Enterprise RevOps teams rarely lose pipeline all at once. It hides instead, buried under duplicate accounts and broken hierarchies, until a team realizes it's been working a partial map of its own territory.
SMARTe exists to close that gap. The platform gives global GTM teams a single, compliant source of truth across contacts, company data, and buying signals. It's built for enterprise scale: 289M+ verified contacts, 66M+ company profiles, coverage across 200+ countries.
At Forrester's B2B Summit EMEA 2025, Uber's Revenue Operations team shared how that foundation changed what they could see in their own book of business.
"SMARTe has been a trusted, hands-on partner, aligned with our objectives, enhancing data accuracy, operational efficiency, and sales confidence."
Miki Steele, Revenue Operations, Uber

Uber runs GTM across dozens of countries, and at that scale, small data problems compound fast. The RevOps team suspected there was revenue sitting in territories they couldn't see clearly. Incomplete account hierarchies and missing buying groups meant reps were working partial pictures of their own accounts, often multithreading the wrong stakeholders or missing them entirely.
Inaccurate firmographic data made prioritization worse, not better, pushing reps toward accounts that looked bigger on paper than they actually were. That's a quiet cost most RevOps teams underestimate. A rep chasing an inflated account isn't just wasting a call. They're not chasing the real account sitting one row down that never got flagged as a priority.
The fix started with the foundation itself. Accurate firmographics and real account hierarchies replaced the guesswork the team had been working around, giving RevOps a version of the account map they could actually plan against instead of one they had to double-check.
Buying group mapping and localized employee intelligence came layered directly on top. Reps could finally see who sits inside an account and how accounts connect across regions. For a company selling into local markets everywhere it operates, that regional layer mattered as much as the mapping itself. A buying group in one country doesn't look like a buying group in another.

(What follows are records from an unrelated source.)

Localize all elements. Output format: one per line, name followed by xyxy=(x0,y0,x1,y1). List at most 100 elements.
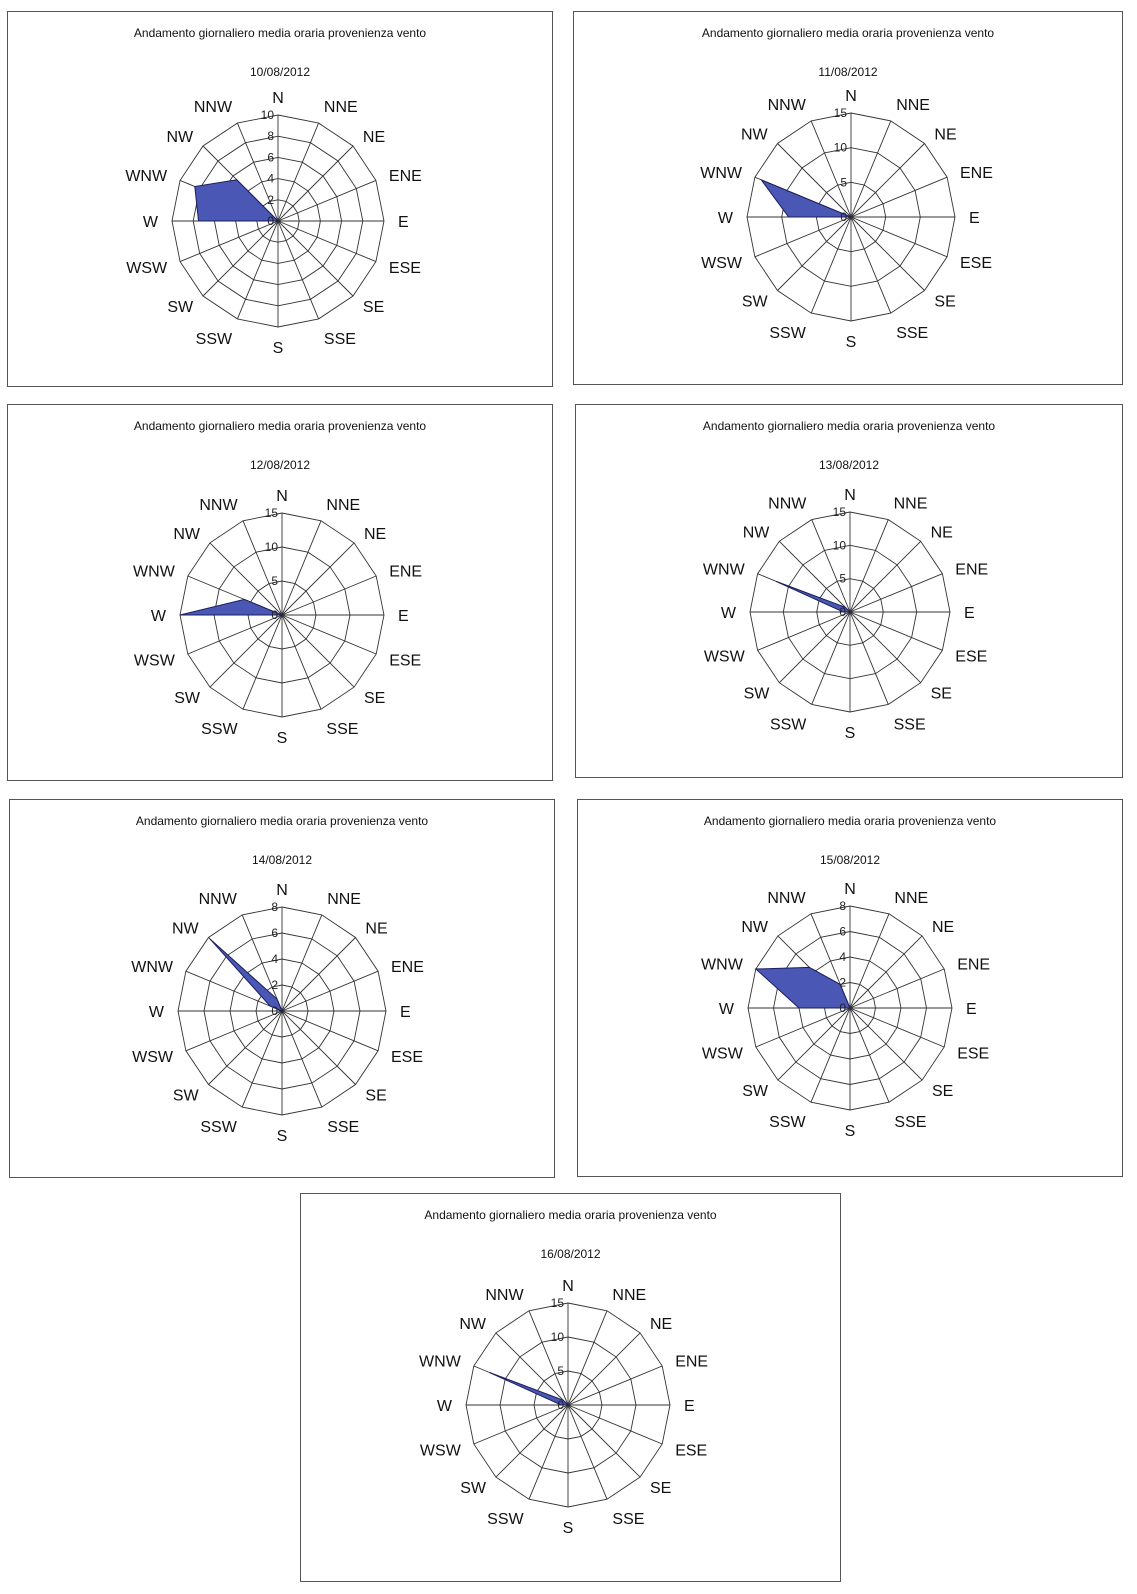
direction-label: NNE xyxy=(324,99,358,116)
direction-label: SE xyxy=(934,293,955,310)
direction-label: N xyxy=(844,487,856,504)
direction-label: S xyxy=(277,1128,288,1145)
grid-spoke xyxy=(281,1010,323,1108)
direction-label: WSW xyxy=(126,260,168,277)
chart-title: Andamento giornaliero media oraria prove… xyxy=(703,814,997,828)
direction-label: SE xyxy=(364,690,385,707)
direction-label: ENE xyxy=(389,168,422,185)
radar-chart: 051015NNNENEENEEESESESSESSSWSWWSWWWNWNWN… xyxy=(133,488,422,747)
direction-label: N xyxy=(272,90,284,107)
direction-label: WNW xyxy=(125,168,168,185)
direction-label: W xyxy=(149,1004,165,1021)
data-series-area xyxy=(489,1372,570,1406)
grid-spoke xyxy=(810,120,852,218)
direction-label: NE xyxy=(364,526,386,543)
direction-label: E xyxy=(398,214,409,231)
direction-label: ESE xyxy=(391,1049,423,1066)
grid-spoke xyxy=(281,614,377,655)
grid-spoke xyxy=(849,519,889,613)
grid-spoke xyxy=(209,542,283,616)
direction-label: SW xyxy=(173,1087,200,1104)
direction-label: W xyxy=(151,608,167,625)
wind-rose-panel-13-08-2012: Andamento giornaliero media oraria prove… xyxy=(575,404,1123,778)
direction-label: SW xyxy=(174,690,201,707)
grid-spoke xyxy=(810,216,852,314)
tick-label: 15 xyxy=(551,1296,565,1310)
grid-spoke xyxy=(473,1404,569,1445)
grid-spoke xyxy=(849,968,945,1009)
direction-label: NE xyxy=(932,919,954,936)
direction-label: N xyxy=(844,881,856,898)
direction-label: S xyxy=(845,1123,856,1140)
chart-date: 13/08/2012 xyxy=(818,458,880,472)
direction-label: SE xyxy=(650,1480,671,1497)
grid-spoke xyxy=(281,1010,356,1085)
chart-date: 16/08/2012 xyxy=(540,1247,601,1261)
direction-label: SW xyxy=(460,1480,487,1497)
direction-label: NNW xyxy=(767,890,806,907)
direction-label: N xyxy=(562,1278,574,1295)
direction-label: S xyxy=(273,340,284,357)
radar-chart: 051015NNNENEENEEESESESSESSSWSWWSWWWNWNWN… xyxy=(700,88,993,351)
grid-spoke xyxy=(849,1007,923,1081)
direction-label: WSW xyxy=(134,652,176,669)
grid-spoke xyxy=(528,1310,569,1406)
wind-rose-panel-16-08-2012: Andamento giornaliero media oraria prove… xyxy=(300,1193,841,1582)
tick-label: 5 xyxy=(271,574,278,588)
grid-spoke xyxy=(242,614,283,710)
grid-spoke xyxy=(202,220,279,297)
grid-spoke xyxy=(241,914,283,1012)
grid-spoke xyxy=(277,145,354,222)
chart-title: Andamento giornaliero media oraria prove… xyxy=(133,419,427,433)
grid-spoke xyxy=(755,1007,851,1048)
chart-title: Andamento giornaliero media oraria prove… xyxy=(424,1208,717,1222)
grid-spoke xyxy=(281,970,379,1012)
tick-label: 0 xyxy=(839,1001,846,1015)
direction-label: WNW xyxy=(419,1354,462,1371)
direction-label: ESE xyxy=(389,260,421,277)
grid-spoke xyxy=(778,540,851,613)
direction-label: E xyxy=(966,1001,977,1018)
data-series-area xyxy=(179,598,283,616)
grid-spoke xyxy=(810,1007,851,1103)
grid-spoke xyxy=(281,937,356,1012)
radar-chart: 051015NNNENEENEEESESESSESSSWSWWSWWWNWNWN… xyxy=(703,487,988,742)
grid-spoke xyxy=(567,1404,663,1445)
direction-label: SSW xyxy=(201,721,238,738)
grid-spoke xyxy=(811,519,851,613)
direction-label: W xyxy=(721,605,737,622)
tick-label: 5 xyxy=(557,1364,564,1378)
grid-spoke xyxy=(277,179,377,222)
grid-spoke xyxy=(811,611,851,705)
direction-label: W xyxy=(718,210,734,227)
grid-spoke xyxy=(777,143,852,218)
grid-spoke xyxy=(242,520,283,616)
direction-label: SSE xyxy=(894,1114,926,1131)
grid-spoke xyxy=(850,143,925,218)
direction-label: NE xyxy=(931,524,953,541)
direction-label: NW xyxy=(741,127,769,144)
direction-label: WNW xyxy=(133,564,176,581)
grid-spoke xyxy=(777,216,852,291)
grid-spoke xyxy=(281,614,355,688)
chart-date: 11/08/2012 xyxy=(818,65,878,79)
grid-spoke xyxy=(777,1007,851,1081)
grid-spoke xyxy=(209,614,283,688)
direction-label: S xyxy=(277,730,288,747)
grid-spoke xyxy=(281,575,377,616)
grid-spoke xyxy=(849,540,922,613)
grid-spoke xyxy=(849,1007,945,1048)
direction-label: WNW xyxy=(703,561,746,578)
grid-spoke xyxy=(281,614,322,710)
direction-label: W xyxy=(437,1398,453,1415)
tick-label: 10 xyxy=(265,540,279,554)
direction-label: NNW xyxy=(199,891,238,908)
direction-label: NE xyxy=(650,1316,672,1333)
grid-spoke xyxy=(757,611,851,651)
direction-label: NNW xyxy=(194,99,233,116)
grid-spoke xyxy=(277,220,354,297)
grid-spoke xyxy=(528,1404,569,1500)
data-series-area xyxy=(754,966,851,1009)
grid-spoke xyxy=(236,220,279,320)
grid-spoke xyxy=(208,1010,283,1085)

Automation and API access meant this wasn't a one-time cleanup. It became part of how the RevOps team operates every day, with the data foundation staying current as accounts and org charts change, instead of drifting back into the same gaps six months later.
Whitespace surfaced across EMEA, APAC, and LATAM: territory Uber already had access to but couldn't previously see. That's the part worth sitting with. This wasn't new market entry. It was revenue the team was already positioned to capture, sitting unclaimed because the data couldn't show it to them.
For the first time, the team had real visibility into the buying groups sitting inside those accounts. A single contact record became a full picture of who influences a deal. That shift changes how a rep opens a conversation, from guessing who else needs to be looped in to already knowing.
The result wasn't a single feature. It was a data foundation built to hold up at enterprise scale, across every region Uber operates in.
The whitespace SMARTe surfaced isn't a one-time discovery. It's now part of how Uber's RevOps team plans territory coverage going forward, with buying group intelligence built into the process instead of reconstructed deal by deal. That's the difference between finding whitespace once and having a process that keeps finding it.
Uber operates a global technology platform connecting riders, drivers, and delivery partners across ride-hailing, food delivery, and freight. Headquartered in San Francisco, Uber runs GTM and revenue operations across dozens of countries and regulatory environments.